Women tend to have higher illness severity scores at ICU admission, according to a study published in the Journal of Critical Care. Women also appear to have higher risk-adjusted mortality than men at ICU discharge and at 1 year. Researchers investigated the association between sex and illness severity and mortality of ICU patients. They performed systematic searches of medical literature for observational studies of adult patients in the ICU that explicitly examined the association between sex and illness severity or mortality. They used a random effects model to calculate standardized mean differences in illness severity scores and pooled ORs for mortality of women compared with men, identifying 21 studies with 505,138 participants in total (43.1% women).

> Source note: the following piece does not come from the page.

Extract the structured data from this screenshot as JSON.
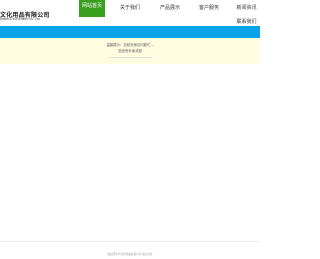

There was substantial heterogeneity among studies. At ICU admission, there was a pattern of higher illness severity scores among women (standardized mean difference, 0.04; 95% CI, -0.01-0.09). Women had higher risk-adjusted mortality than men at ICU discharge (OR, 1.25; 95% CI, 1.03-1.50) and 1 year (OR, 1.08; 95% CI, 1.02–1.13); however, this finding was not robust to sensitivity analysis.

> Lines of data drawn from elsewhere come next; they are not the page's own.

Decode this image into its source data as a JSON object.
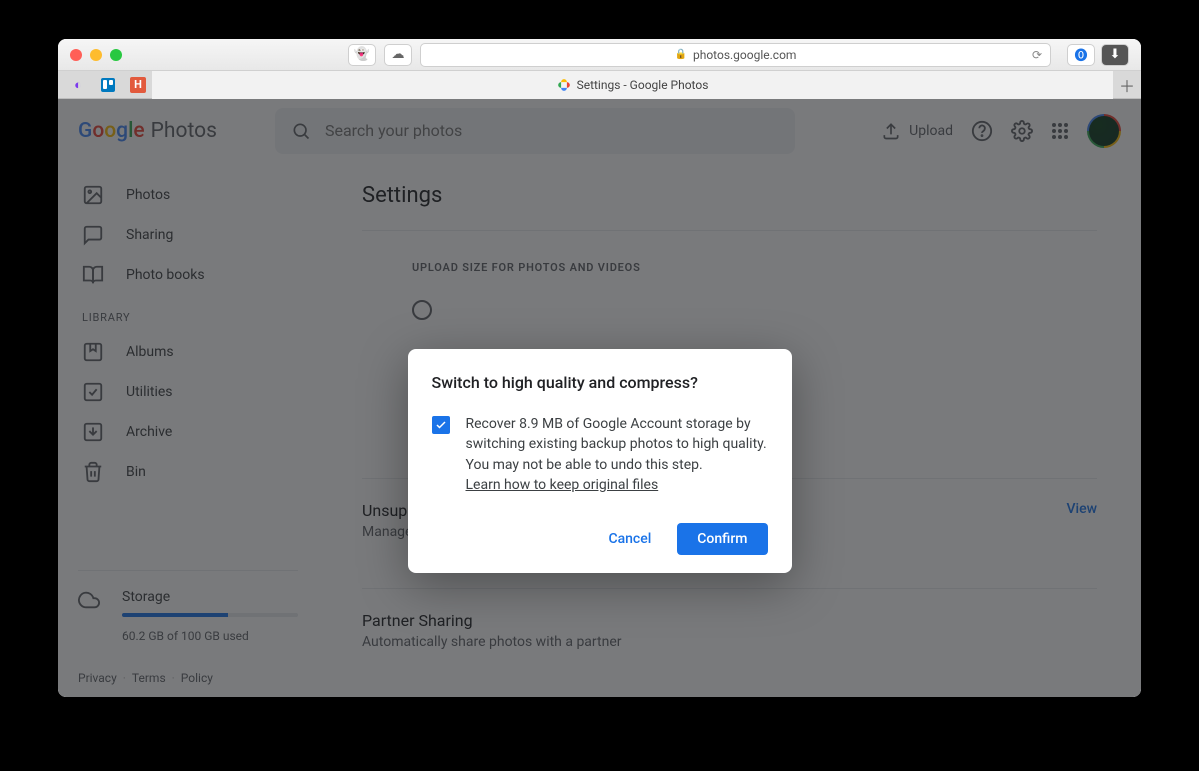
{
  "browser": {
    "url": "photos.google.com",
    "tab_title": "Settings - Google Photos"
  },
  "header": {
    "logo_product": "Photos",
    "search_placeholder": "Search your photos",
    "upload_label": "Upload"
  },
  "sidebar": {
    "items": [
      {
        "label": "Photos",
        "icon": "image-icon"
      },
      {
        "label": "Sharing",
        "icon": "chat-icon"
      },
      {
        "label": "Photo books",
        "icon": "book-icon"
      }
    ],
    "library_label": "LIBRARY",
    "library_items": [
      {
        "label": "Albums",
        "icon": "bookmark-icon"
      },
      {
        "label": "Utilities",
        "icon": "check-square-icon"
      },
      {
        "label": "Archive",
        "icon": "archive-icon"
      },
      {
        "label": "Bin",
        "icon": "trash-icon"
      }
    ],
    "storage": {
      "title": "Storage",
      "used_text": "60.2 GB of 100 GB used",
      "used_pct": 60
    },
    "footer": {
      "privacy": "Privacy",
      "terms": "Terms",
      "policy": "Policy"
    }
  },
  "main": {
    "title": "Settings",
    "upload_section_title": "UPLOAD SIZE FOR PHOTOS AND VIDEOS",
    "unsupported": {
      "title": "Unsupported videos",
      "desc": "Manage your videos that can't be processed",
      "action": "View"
    },
    "partner": {
      "title": "Partner Sharing",
      "desc": "Automatically share photos with a partner"
    }
  },
  "dialog": {
    "title": "Switch to high quality and compress?",
    "body": "Recover 8.9 MB of Google Account storage by switching existing backup photos to high quality. You may not be able to undo this step.",
    "link": "Learn how to keep original files",
    "cancel": "Cancel",
    "confirm": "Confirm",
    "checked": true
  }
}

Health-Related Quality of Life Examined Following Pediatric Critical Illness

Deconditioning, sleep, fear, and pain are important targets for intervention to improve health related quality of life (HRQOL) outcomes for critically ill children, according to a study published in Critical Care Medicine. Investigators conducted a retrospective cohort study of ICU patients aged 1 month to 18 years admitted to Seattle Children’s Hospital between December 2011 and February 2017. They assessed HRQOL decline from baseline to post-discharge (median, 6 weeks) and determined the individual items of the Pediatric Quality of Life Inventory Infant Scales (younger than 2) and Generic Core Scales (aged 2-18) with the highest prevalence of decline. The study team used multivariable regression to estimate the risk for decline in each of seven thematic categories by patient age, baseline health status, diagnosis, Pediatric Risk of Mortality score, and ICU length of stay. Decline from baseline HRQOL occurred in 22.5% of 539 patients. Items most affected for infants younger than 2 were primarily emotional (cranky/crying, sleep, and self-soothing). Children aged 2-18 mostly experienced declines in physical functioning (play/exercise, lifting, and pain). Across the entire cohort, declines in categories of energy (31.5%), activity (31.0%), sleep (28.0%), and fear (24.7%) were most endorsed. The study found that risk of decline in each category varied with patient age, medical complexity, and diagnosis.